Die deutsche Wirtschaft steckt weiter in einer Schwächephase fest. Diese schlägt zunehmend auch auf den Arbeitsmarkt durch. Enzo Weber, Leiter des Forschungsbereichs „Prognosen und gesamtwirtschaftliche Analysen“ am IAB, spricht im Interview über die aktuelle IAB-Prognose zur Entwicklung von Wirtschaft und Arbeitsmarkt.

Herr Weber, die deutsche Wirtschaft steckt mittlerweile seit zwei Jahren in einer Schwächephase fest. Woran liegt das?

Die Hauptursachen sehe ich in der Konsumzurückhaltung, der schwachen Investitionstätigkeit und dem verhaltenen Außenhandel. Insbesondere die Industrie ist durch Umbrüche stark belastet. Generell sollten wir die bisherigen Stärken der deutschen Wirtschaft nicht als selbstverständlich betrachten und darauf vertrauen, dass Deutschland wie bisher automatisch von einer Erholung des Welthandels profitiert.

Portraitfoto Prof. Enzo Weber

Prof. Dr. Enzo Weber leitet den Forschungsbereich „Prognosen und gesamtwirtschaftliche Analysen“ am IAB.

Können Sie das genauer ausführen?

Handelskonflikte und zunehmender Protektionismus bergen die Gefahr, dass Deutschlands Firmen dauerhaft Weltmarktanteile verlieren. Und sinkende Zinsen sowie steigende Reallöhne sorgen nicht automatisch für mehr Investitionen und Konsum, wenn die wirtschaftspolitischen Rahmenbedingungen unsicher sind. Zudem gilt es immense Herausforderungen durch den Strukturwandel zu meistern.

Wie schlägt das auf den Arbeitsmarkt durch?

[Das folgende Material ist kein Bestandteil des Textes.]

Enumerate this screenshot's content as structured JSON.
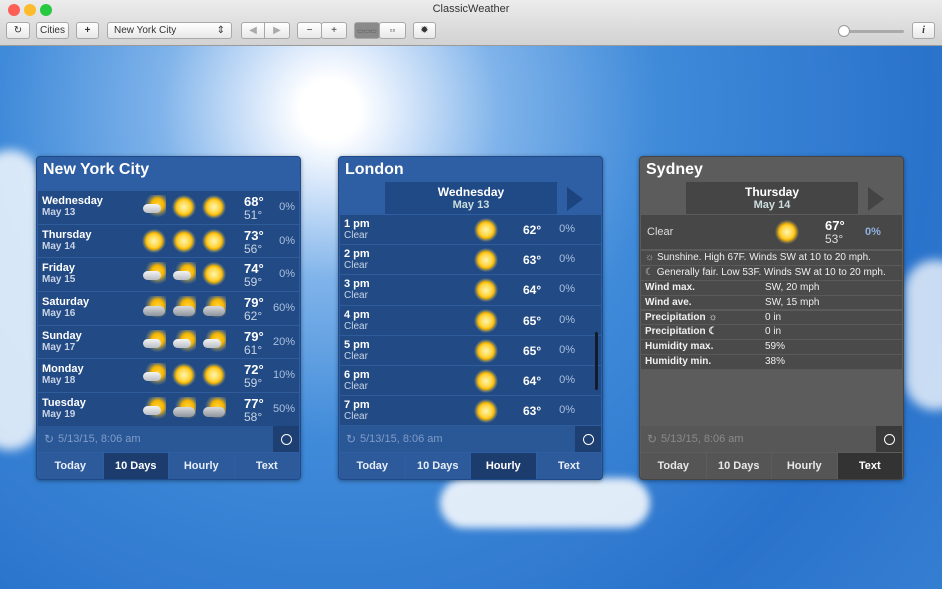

Der zähe Wirtschaftsabschwung hat die Arbeitsmarktentwicklung gedämpft. Die Arbeitslosigkeit nimmt bereits seit Mitte 2022 zu. Im verarbeitenden Gewerbe, auf dem Bau, in der Zeitarbeit und im Handel hat sich eine negative Entwicklung festgesetzt. Im längerjährigen Vergleich liegt das Entlassungsrisiko aber immer noch niedrig.

Trotz des hohen Arbeitskräftebedarfs zeigen sich bei der Langzeitarbeitslosigkeit Verfestigungstendenzen.

In einer wirtschaftlichen Schwächephase verfestigt sich oft die bereits bestehende Arbeitslosigkeit. Sehen Sie das in Ihren Daten? Wie ist da Ihre Prognose?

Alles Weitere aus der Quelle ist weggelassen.